Sixteen months passed of having three monthly MRI scans and Lewis remained happy and healthy, full of life and energy – or so we thought.
In October 2019, Lewis had his final three monthly MRI scan which was going to transition to six monthly after this. His scan showed that his tumour was still stable. It hadn’t grown, but it hadn’t shrunk anymore either.
However, on the opposite side there was a new growth. He now had two tumours in the same place on either side of his abdomen! It was such a blow to receive this news, as we thought that this terrible ordeal was almost over.
Lewis had his central line inserted again and re-started chemo in November 2019. We had everything crossed, but unfortunately the new tumour also didn’t respond to chemo, but it didn’t get any bigger.
Lewis had radiotherapy at the end of February 2020 into the first week of March. We are currently waiting for an MRI to see how this has worked. Lewis has just started his first cycle of Retinoic acid, of which he’ll have six cycles in total. This is a capsule taken at home with bribery! A spoon full of sugar really does help the medicine go down!
Lewis has recently also got over COVID-19. We spent two days in hospital. He suffered a high temperature, back pain and tiredness. Lewis also stopped eating so I can only assume he lost his sense of taste and smell just like I did.
Looking to the future
The future for Lewis is still unknown. His consultant is very optimistic and we are hoping that the radiotherapy will work as an operation is off the table given the way the tumours have now grown.

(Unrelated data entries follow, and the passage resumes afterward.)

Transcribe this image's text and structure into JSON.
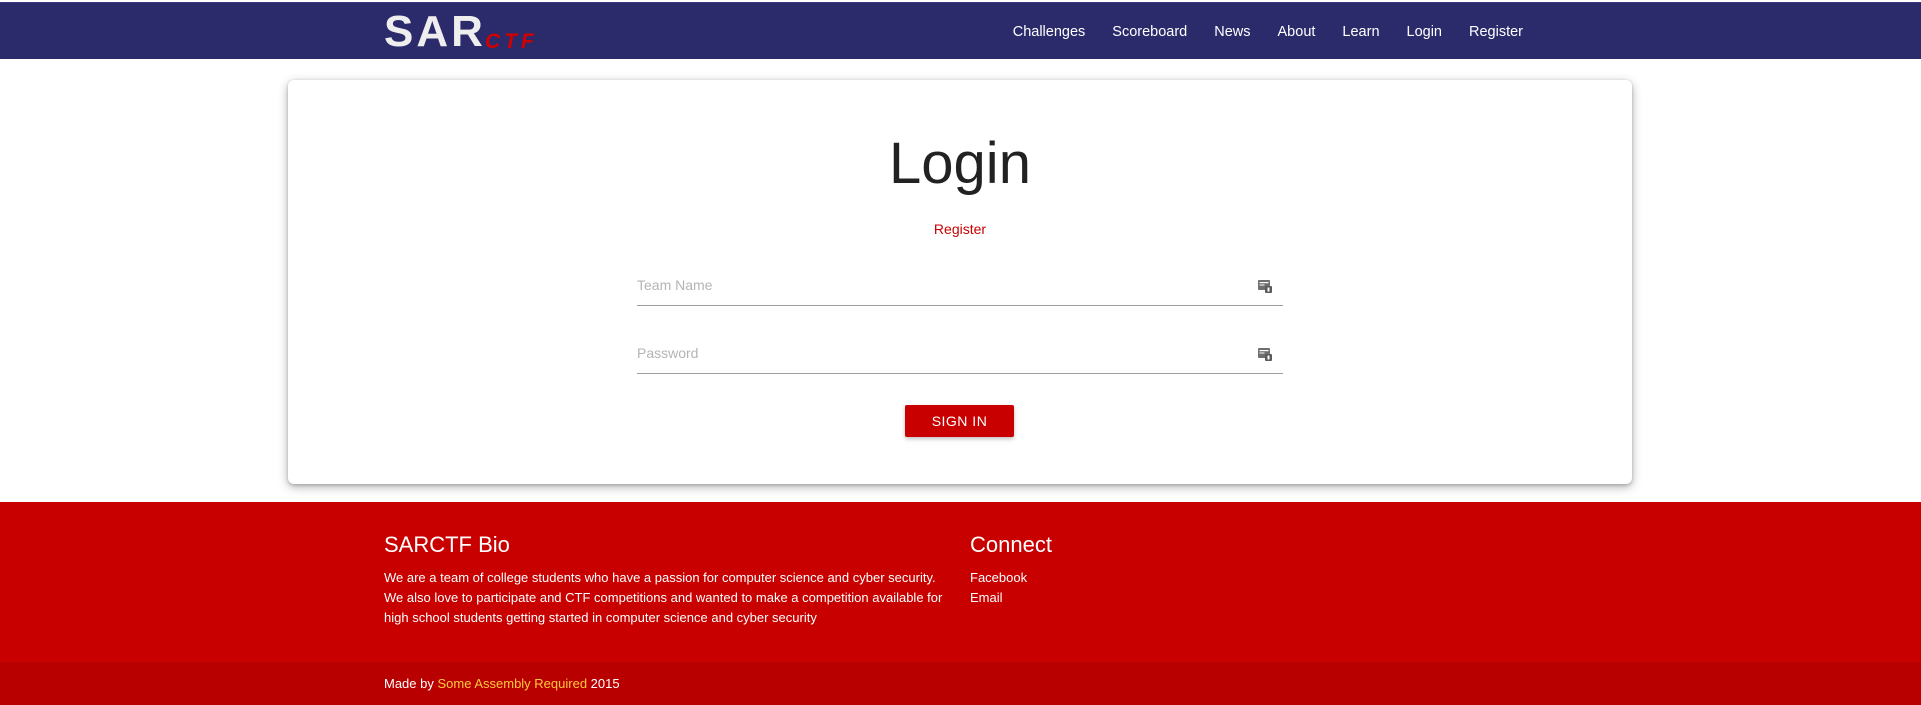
{
  "brand": {
    "sar": "SAR",
    "ctf": "CTF"
  },
  "nav": {
    "items": [
      {
        "label": "Challenges"
      },
      {
        "label": "Scoreboard"
      },
      {
        "label": "News"
      },
      {
        "label": "About"
      },
      {
        "label": "Learn"
      },
      {
        "label": "Login"
      },
      {
        "label": "Register"
      }
    ]
  },
  "login": {
    "title": "Login",
    "register_link": "Register",
    "team_name_placeholder": "Team Name",
    "password_placeholder": "Password",
    "sign_in_label": "SIGN IN"
  },
  "footer": {
    "bio_title": "SARCTF Bio",
    "bio_text": "We are a team of college students who have a passion for computer science and cyber security. We also love to participate and CTF competitions and wanted to make a competition available for high school students getting started in computer science and cyber security",
    "connect_title": "Connect",
    "connect_links": [
      {
        "label": "Facebook"
      },
      {
        "label": "Email"
      }
    ],
    "made_prefix": "Made by ",
    "made_link": "Some Assembly Required",
    "made_year": " 2015"
  },
  "colors": {
    "nav_bg": "#2b2b6b",
    "accent_red": "#c80000",
    "footer_bottom": "#b80000",
    "made_link": "#ffc83c"
  },
  "icons": [
    "key-card-icon",
    "key-card-icon"
  ]
}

If the radiotherapy hasn’t work, the next step would be high dose chemotherapy, although the consultant has already said he doesn’t think this would make a difference as Lewis has already been on three different combinations that didn’t work. At the moment, my boy seems to be blossoming well. He has always coped so well. He really is a superhero.
Lewis tells me he is going to be a “driver” for emirates when he’s bigger. If this is still his dream when he is older, I intend to support him in anything he wants to do. Lewis’ journey began before he was one and he continues on it now. He’s missed out on so much, built confidence and lost it just as quickly. Missed out on making those first friends, play dates – things that ‘normal’ families take for granted!